En 2022, conforme a las estadísticas de Gun Violence Archive, hubo 212 “tiroteos masivos” (cuando se hieren o matan a 4 o más personas, sin incluir al atacante), 27 de ellos en escuelas. En 2014 se dieron 272 tiroteos en todo el año (hoy tenemos esa cifra a cinco meses). En 2021 se triplicaron (693).
En las escuelas
Los ataques a centros educativos cobran centralidad. Según la Escuela Naval de Posgrado de EEUU, hubo 2.054 tiroteos en escuelas entre 1970 y 2018, con 681 muertes. La sociología educativa abordó el problema como un fenómeno sociocultural propio de la modernidad, identificando tres tipos: las rebeliones sociopolíticas (más presentes en el origen del fenómeno); los hechos azarosos de violencia escolar extrema (conflictos ajenos a la escuela); y la violencia escolar propiamente dicha (interna a la institución).

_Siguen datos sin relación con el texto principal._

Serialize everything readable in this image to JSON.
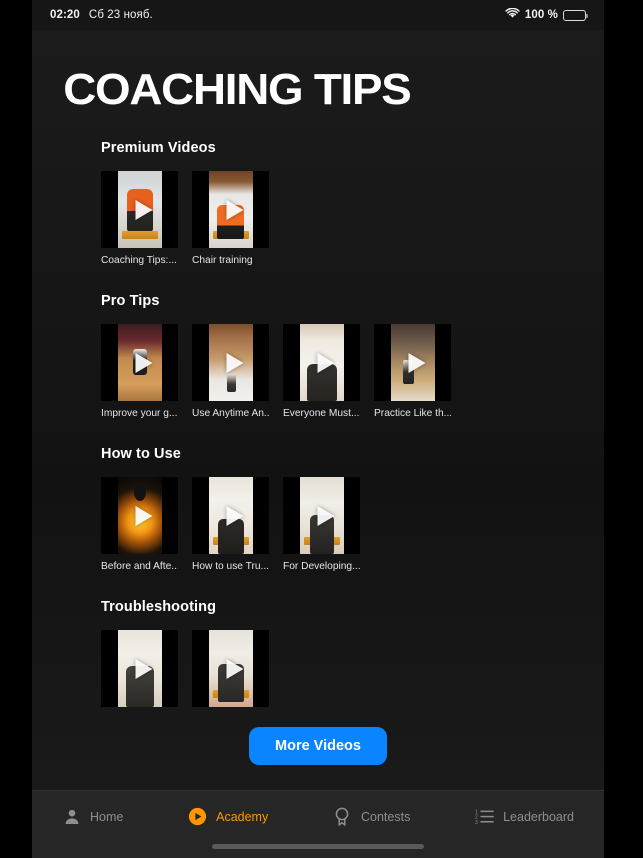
{
  "status_bar": {
    "time": "02:20",
    "date": "Сб 23 нояб.",
    "battery_percent": "100 %",
    "wifi_icon": "wifi-icon",
    "battery_icon": "battery-icon"
  },
  "header": {
    "title": "COACHING TIPS"
  },
  "colors": {
    "accent_blue": "#0A84FF",
    "accent_orange": "#FF9500",
    "background": "#161616",
    "tabbar": "#262626"
  },
  "sections": [
    {
      "title": "Premium Videos",
      "videos": [
        {
          "caption": "Coaching Tips:...",
          "art": "sc-gym",
          "play_icon": "play-icon",
          "strip": true
        },
        {
          "caption": "Chair training",
          "art": "sc-chair",
          "play_icon": "play-icon",
          "strip": true
        }
      ]
    },
    {
      "title": "Pro Tips",
      "videos": [
        {
          "caption": "Improve your g...",
          "art": "sc-court",
          "play_icon": "play-icon",
          "strip": false
        },
        {
          "caption": "Use Anytime An...",
          "art": "sc-ceiling",
          "play_icon": "play-icon",
          "strip": false
        },
        {
          "caption": "Everyone Must...",
          "art": "sc-hoop",
          "play_icon": "play-icon",
          "strip": false
        },
        {
          "caption": "Practice Like th...",
          "art": "sc-arena",
          "play_icon": "play-icon",
          "strip": false
        }
      ]
    },
    {
      "title": "How to Use",
      "videos": [
        {
          "caption": "Before and Afte...",
          "art": "sc-fire",
          "play_icon": "play-icon",
          "strip": false
        },
        {
          "caption": "How to use Tru...",
          "art": "sc-truhoop",
          "play_icon": "play-icon",
          "strip": true
        },
        {
          "caption": "For Developing...",
          "art": "sc-develop",
          "play_icon": "play-icon",
          "strip": true
        }
      ]
    },
    {
      "title": "Troubleshooting",
      "videos": [
        {
          "caption": "",
          "art": "sc-trouble1",
          "play_icon": "play-icon",
          "strip": false
        },
        {
          "caption": "",
          "art": "sc-trouble2",
          "play_icon": "play-icon",
          "strip": true
        }
      ]
    }
  ],
  "more_button": {
    "label": "More Videos"
  },
  "tabbar": {
    "items": [
      {
        "label": "Home",
        "icon": "person-icon",
        "active": false
      },
      {
        "label": "Academy",
        "icon": "play-circle-icon",
        "active": true
      },
      {
        "label": "Contests",
        "icon": "award-ribbon-icon",
        "active": false
      },
      {
        "label": "Leaderboard",
        "icon": "numbered-list-icon",
        "active": false
      }
    ]
  }
}
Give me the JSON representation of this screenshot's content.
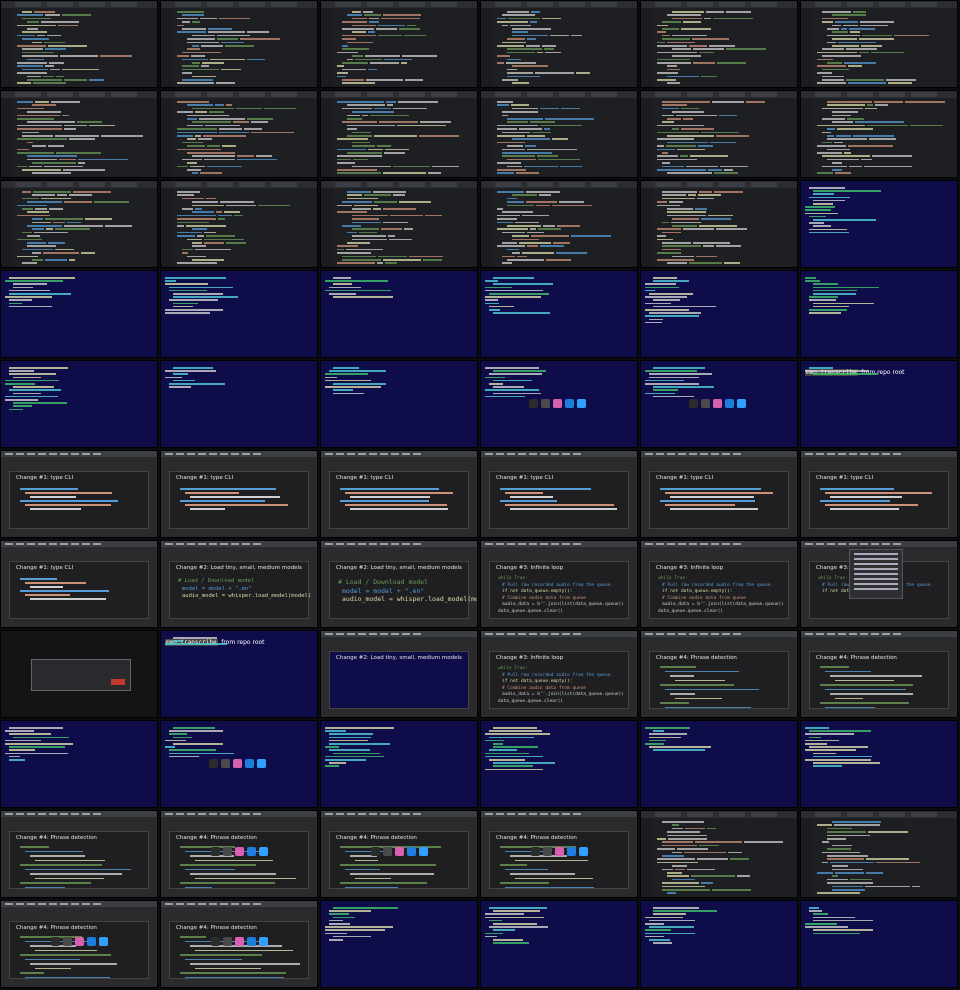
{
  "page": {
    "background": "#0b0b10"
  },
  "colors": {
    "ide_bg": "#1e1f22",
    "terminal_bg": "#0f0c4a",
    "slide_bg": "#2b2b2e",
    "code_green": "#6a9955",
    "code_yellow": "#dcdcaa",
    "code_blue": "#569cd6",
    "code_orange": "#ce9178",
    "code_white": "#cfcfcf",
    "term_green": "#3ec46a",
    "term_cyan": "#4fd1d9"
  },
  "rows": [
    {
      "tiles": [
        "ide",
        "ide",
        "ide",
        "ide",
        "ide",
        "ide"
      ]
    },
    {
      "tiles": [
        "ide",
        "ide",
        "ide",
        "ide",
        "ide",
        "ide"
      ]
    },
    {
      "tiles": [
        "ide",
        "ide",
        "ide",
        "ide",
        "ide",
        "term"
      ]
    },
    {
      "tiles": [
        "term",
        "term",
        "term",
        "term",
        "term",
        "term"
      ]
    },
    {
      "tiles": [
        "term",
        "term",
        "term",
        "term_dock",
        "term_dock",
        "big_command"
      ]
    },
    {
      "tiles": [
        "slide_c1",
        "slide_c1",
        "slide_c1",
        "slide_c1",
        "slide_c1",
        "slide_c1"
      ]
    },
    {
      "tiles": [
        "slide_c1",
        "slide_model",
        "slide_model_big",
        "slide_loop",
        "slide_loop",
        "slide_menu"
      ]
    },
    {
      "tiles": [
        "slide_dialog",
        "big_command",
        "slide_term",
        "slide_loop2",
        "slide_phrase",
        "slide_phrase"
      ]
    },
    {
      "tiles": [
        "term",
        "term_dock",
        "term",
        "term",
        "term",
        "term"
      ]
    },
    {
      "tiles": [
        "slide_phrase",
        "slide_phrase_dock",
        "slide_phrase_dock",
        "slide_phrase_dock",
        "ide",
        "ide"
      ]
    },
    {
      "tiles": [
        "slide_phrase_dock",
        "slide_phrase_dock",
        "term",
        "term",
        "term",
        "term"
      ]
    }
  ],
  "slides": {
    "change1": {
      "title": "Change #1: type CLI"
    },
    "change2": {
      "title": "Change #2: Load tiny, small, medium models"
    },
    "change3": {
      "title": "Change #3: Infinite loop"
    },
    "change4": {
      "title": "Change #4: Phrase detection"
    }
  },
  "code_snippets": {
    "model_comment": "# Load / Download model",
    "model_line1": "model = model + \".en\"",
    "model_line2": "audio_model = whisper.load_model(model)",
    "loop_line1": "while True:",
    "loop_line2": "# Pull raw recorded audio from the queue.",
    "loop_line3": "if not data_queue.empty():",
    "loop_line4": "# Combine audio data from queue",
    "loop_line5": "audio_data = b''.join(list(data_queue.queue))",
    "loop_line6": "data_queue.queue.clear()"
  },
  "command": {
    "name": "mmo.transcribe",
    "text": "from repo root"
  },
  "dock_colors": [
    "#2b2b2b",
    "#4a4a4a",
    "#d95fb0",
    "#1f7de0",
    "#2fa0ff"
  ]
}
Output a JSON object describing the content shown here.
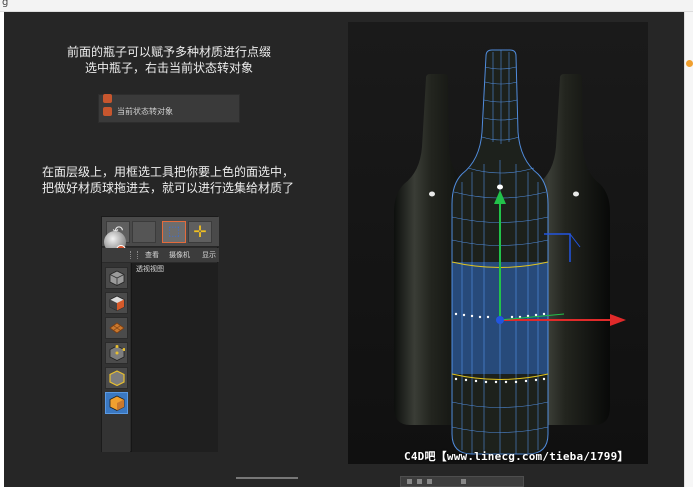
{
  "slide": {
    "caption_1": [
      "前面的瓶子可以赋予多种材质进行点缀",
      "选中瓶子，右击当前状态转对象"
    ],
    "caption_2": [
      "在面层级上，用框选工具把你要上色的面选中，",
      "把做好材质球拖进去，就可以进行选集给材质了"
    ],
    "context_menu": {
      "items": [
        {
          "label": "",
          "icon": "context-icon"
        },
        {
          "label": "当前状态转对象",
          "icon": "current-state-to-object-icon"
        }
      ]
    },
    "c4d_panel": {
      "toolbar": [
        {
          "icon": "undo-icon",
          "glyph": "↶"
        },
        {
          "icon": "blank-button-icon",
          "glyph": ""
        },
        {
          "icon": "select-tool-icon",
          "glyph": "⬚"
        },
        {
          "icon": "move-tool-icon",
          "glyph": "✛"
        }
      ],
      "menu": [
        "查看",
        "摄像机",
        "显示"
      ],
      "viewport_title": "透视视图",
      "palette": [
        "cube-icon",
        "checker-cube-icon",
        "grid-plane-icon",
        "points-mode-icon",
        "edges-mode-icon",
        "polygons-mode-icon"
      ]
    },
    "watermark": "C4D吧【www.linecg.com/tieba/1799】"
  },
  "colors": {
    "slide_bg": "#262626",
    "accent_blue": "#3a78c2",
    "selection_blue": "#2f6ec8",
    "selection_yellow": "#e0c320",
    "axis_red": "#e02a2a",
    "axis_green": "#22c24a",
    "axis_blue": "#2255e0"
  }
}
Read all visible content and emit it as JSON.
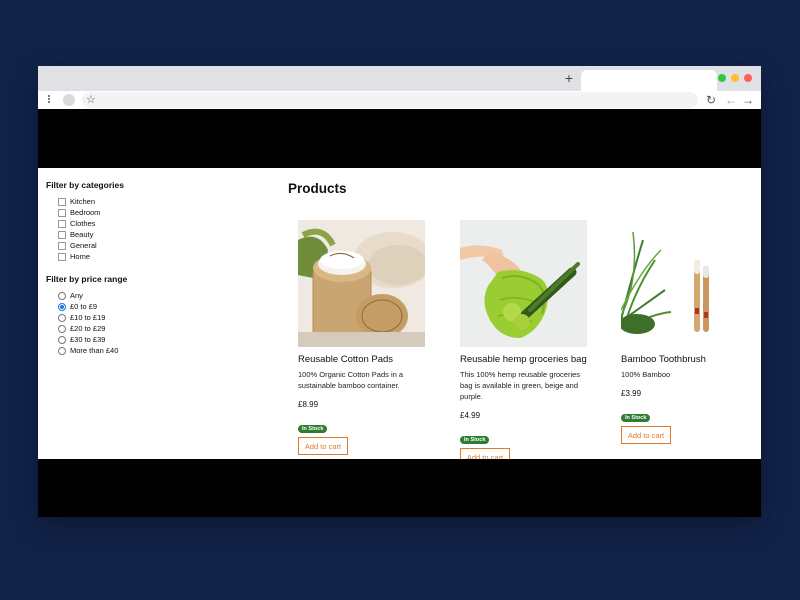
{
  "browser": {
    "new_tab_label": "+",
    "window_dot_colors": [
      "#2bc840",
      "#febc2e",
      "#ff5f57"
    ]
  },
  "sidebar": {
    "category_title": "Filter by categories",
    "categories": [
      "Kitchen",
      "Bedroom",
      "Clothes",
      "Beauty",
      "General",
      "Home"
    ],
    "price_title": "Filter by price range",
    "price_ranges": [
      "Any",
      "£0 to £9",
      "£10 to £19",
      "£20 to £29",
      "£30 to £39",
      "More than £40"
    ],
    "selected_price_range": "£0 to £9"
  },
  "main": {
    "title": "Products",
    "products": [
      {
        "name": "Reusable Cotton Pads",
        "description": "100% Organic Cotton Pads in a sustainable bamboo container.",
        "price": "£8.99",
        "stock": "In Stock",
        "button": "Add to cart"
      },
      {
        "name": "Reusable hemp groceries bag",
        "description": "This 100% hemp reusable groceries bag is available in green, beige and purple.",
        "price": "£4.99",
        "stock": "In Stock",
        "button": "Add to cart"
      },
      {
        "name": "Bamboo Toothbrush",
        "description": "100% Bamboo",
        "price": "£3.99",
        "stock": "In Stock",
        "button": "Add to cart"
      }
    ]
  },
  "colors": {
    "background": "#12234a",
    "accent": "#e07a2a",
    "stock_badge": "#2e7d32"
  }
}
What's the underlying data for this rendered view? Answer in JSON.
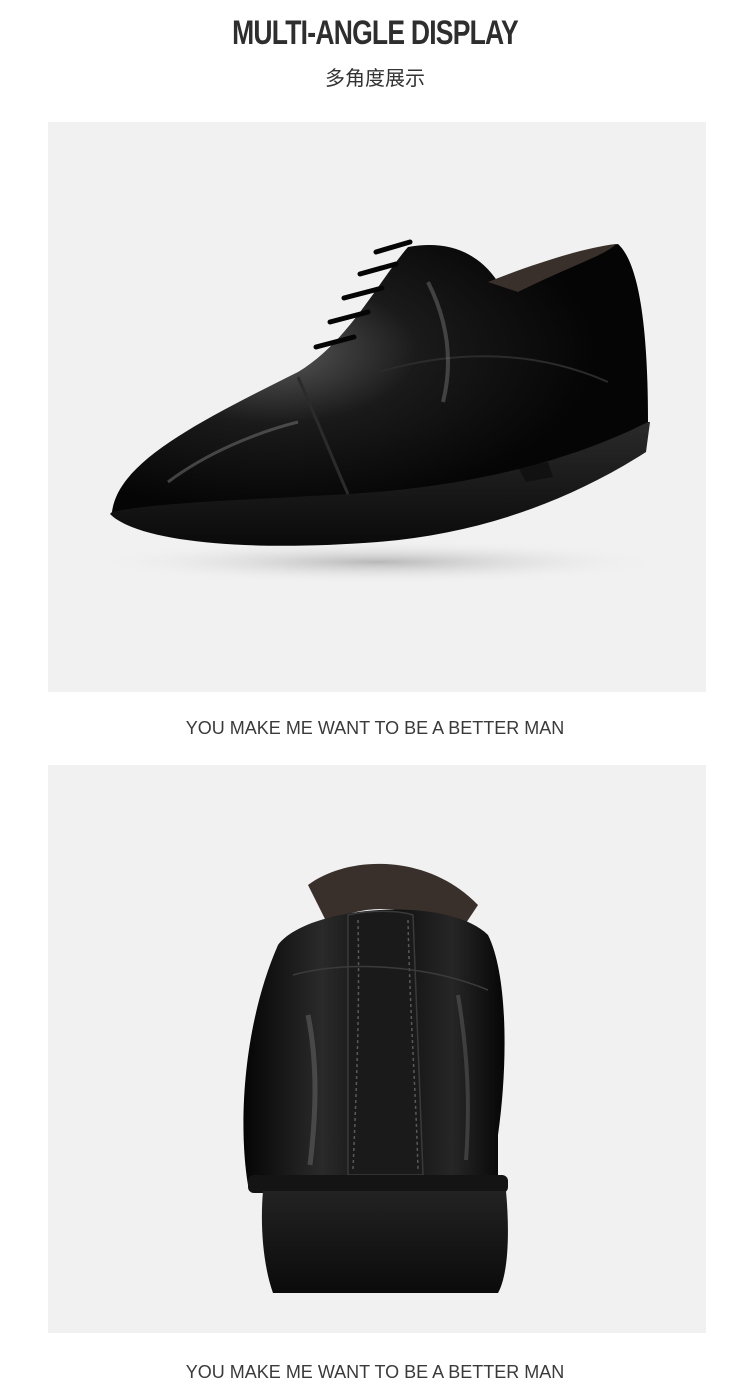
{
  "header": {
    "title": "MULTI-ANGLE DISPLAY",
    "subtitle": "多角度展示"
  },
  "gallery": {
    "items": [
      {
        "view": "side",
        "caption": "YOU MAKE ME WANT TO BE A BETTER MAN"
      },
      {
        "view": "back",
        "caption": "YOU MAKE ME WANT TO BE A BETTER MAN"
      }
    ]
  },
  "colors": {
    "panel_bg": "#f1f1f1",
    "leather": "#0c0c0c",
    "sole": "#161616",
    "lining": "#3a302b"
  }
}
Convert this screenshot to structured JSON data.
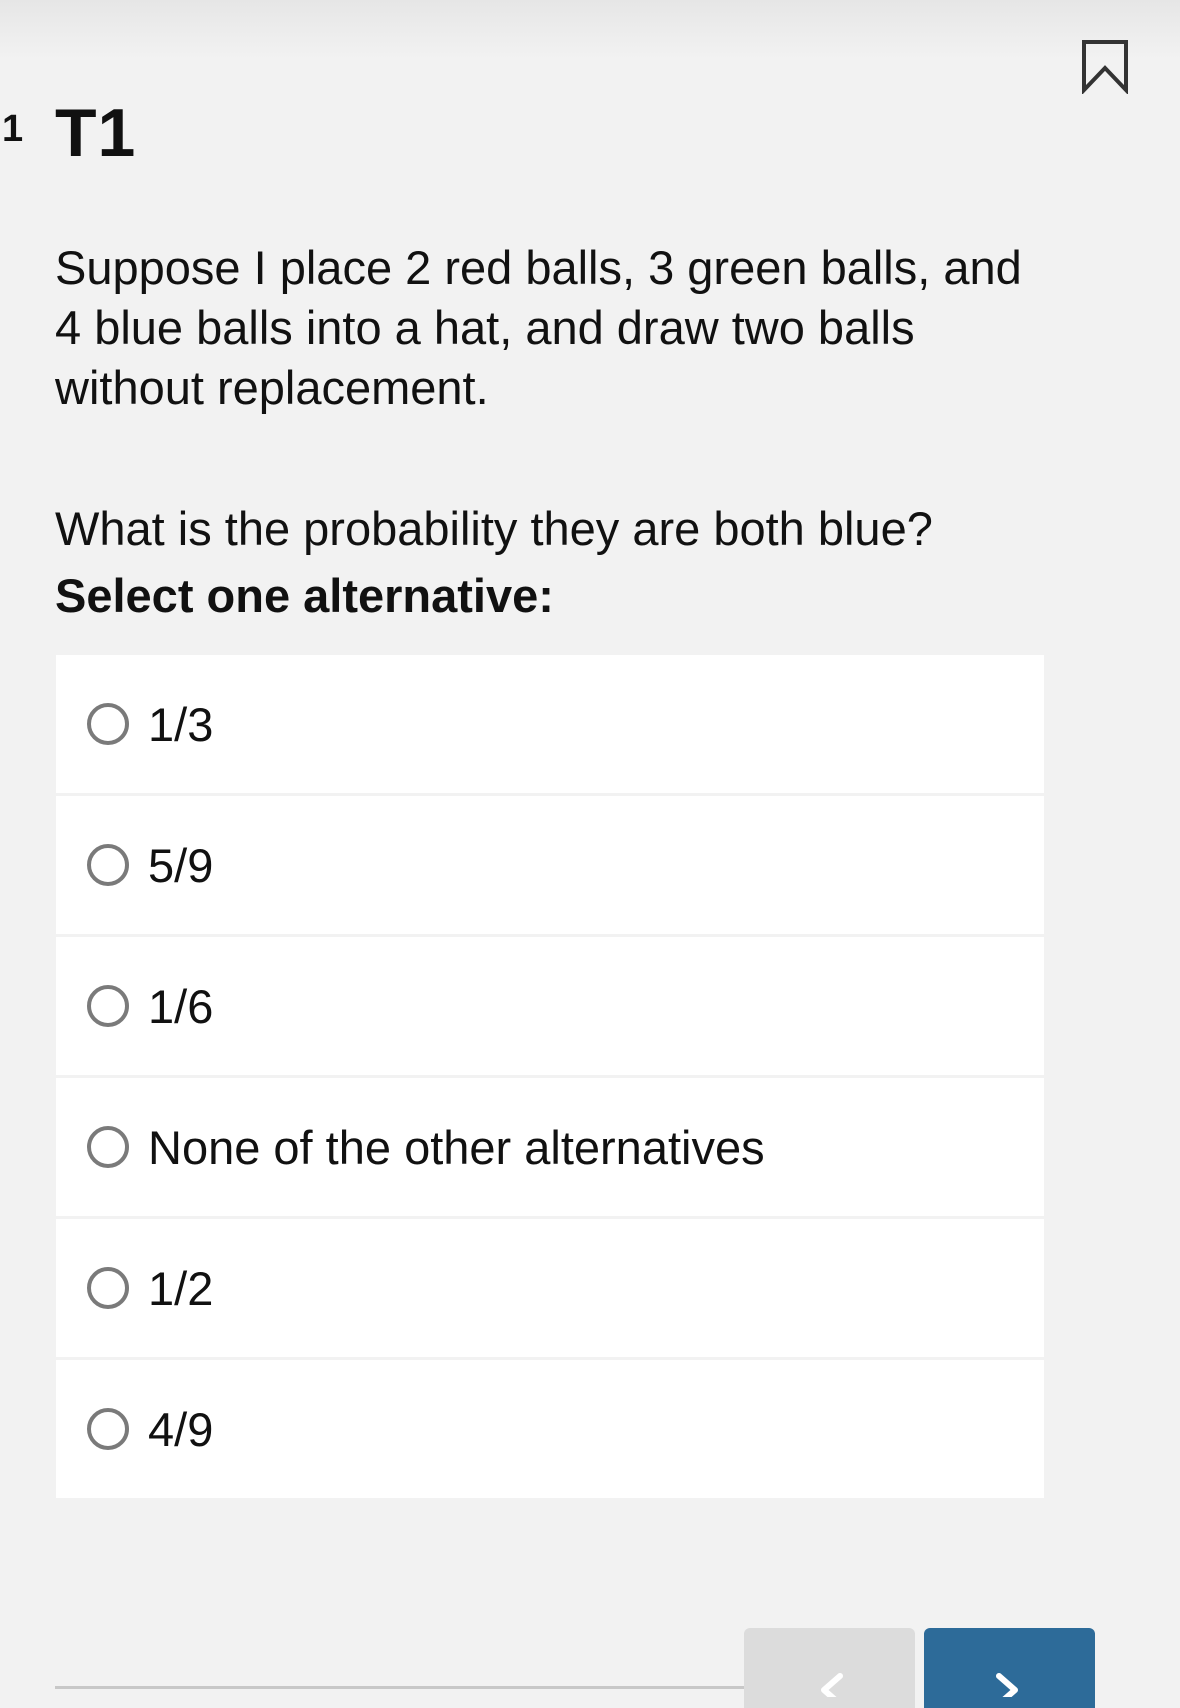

Entre 1966 (primer caso de violencia con armas de fuego) hasta 2018, estudiados los hechos correspondientes al tercer tipo señalado en varios países (datos de 2019), los EEUU explicaban más del 55% del total de los casos. Aunque, si se tomaran estadísticas más recientes, ese guarismo cambiaría, dado que muchos estados tomaron medidas (prohibición, recompre de armas para su destrucción, etc.) y no volvieron a registrar episodios, mientras que en EEUU aumentaron.
En las estadísticas analizadas, surge que casi el 57% de los autores son jóvenes de entre 15 y 19 años, y de ese universo, el 65% son mayores de edad. El número de estudiantes que cometieron suicidio al final de su ataque oscila equivale al 46,15% del total de los atacantes (aunque ese número se incrementa por suicidios posteriores, exposición temeraria del agresor a ser muerto en el tiroteo, etc.)
Se han estudiado diversas dimensiones para los ataques: como acción de respuesta ante una circunstancia excluyente o de pérdida (fracasos, desventaja autopercibida, crisis familiar); por el impulso de rebalancear poderes (o sublevación); por ajuste de cuentas (o venganza); por intento de hacer reconocer iniciando un grave problema para la institución (y “arrojárselo” a ésta); para terminar con una situación problemática (o “solución final).
Todas estas cuestiones presentan contextos que podrán incidir en la detonación del ataque, pero la base sigue siendo la facilidad con la que un agresor mayor de edad puede hacerse de un arma en EEUU. Y aunque existen percepciones del problema, y los sondeos de opinión indican que la ciudadanía apoyaría más control legal en la posesión de armamento, todo intento de cambio choca contra las poderosas Asociación Nacional del Rifle, que cuenta con entre 5 y 19 millones de adherentes directos e indirectos, y que aportó 4,9 millones de dólares en donaciones directas a congresistas en 2021, y celebró campante su convención anual dos días después de la masacre de Uvalde. También por el lobby de la Fundación Nacional de Deportes de Tiro, que aún destina más dinero que aquélla para apoyo en Washington.
EEUU tutela una hipótesis invertida: el público tiene un derecho inherente a poseer armas de fuego, ratificado por la Corte Suprema (la última vez, en 2008). Desde Houston (en la misma Texas, a 430 kilómetros de Uvalde), la ANR señaló a horas de la última matanza que reflexionaría, rezaría por las víctimas y redoblaría su esfuerzo para hacer las escuelas más seguras. Pareció una burla.
¿Cómo nos verán los habitantes de este planeta en unos siglos? Dan ganas de decir, parafraseando aquel spot de campaña de Clinton en el 92, “son las armas, estúpido”.
Pero hablar de estúpidos nos haría referirnos a personas. Quizá sea más preciso decir con la reconocida poeta Amanda Gorman: “Sólo un monstruo puede matar niños. Pero ver cómo esos monstruos matan niños y niñas una y otra vez y no hacer nada para evitarlo no es solo locura, es inhumano”.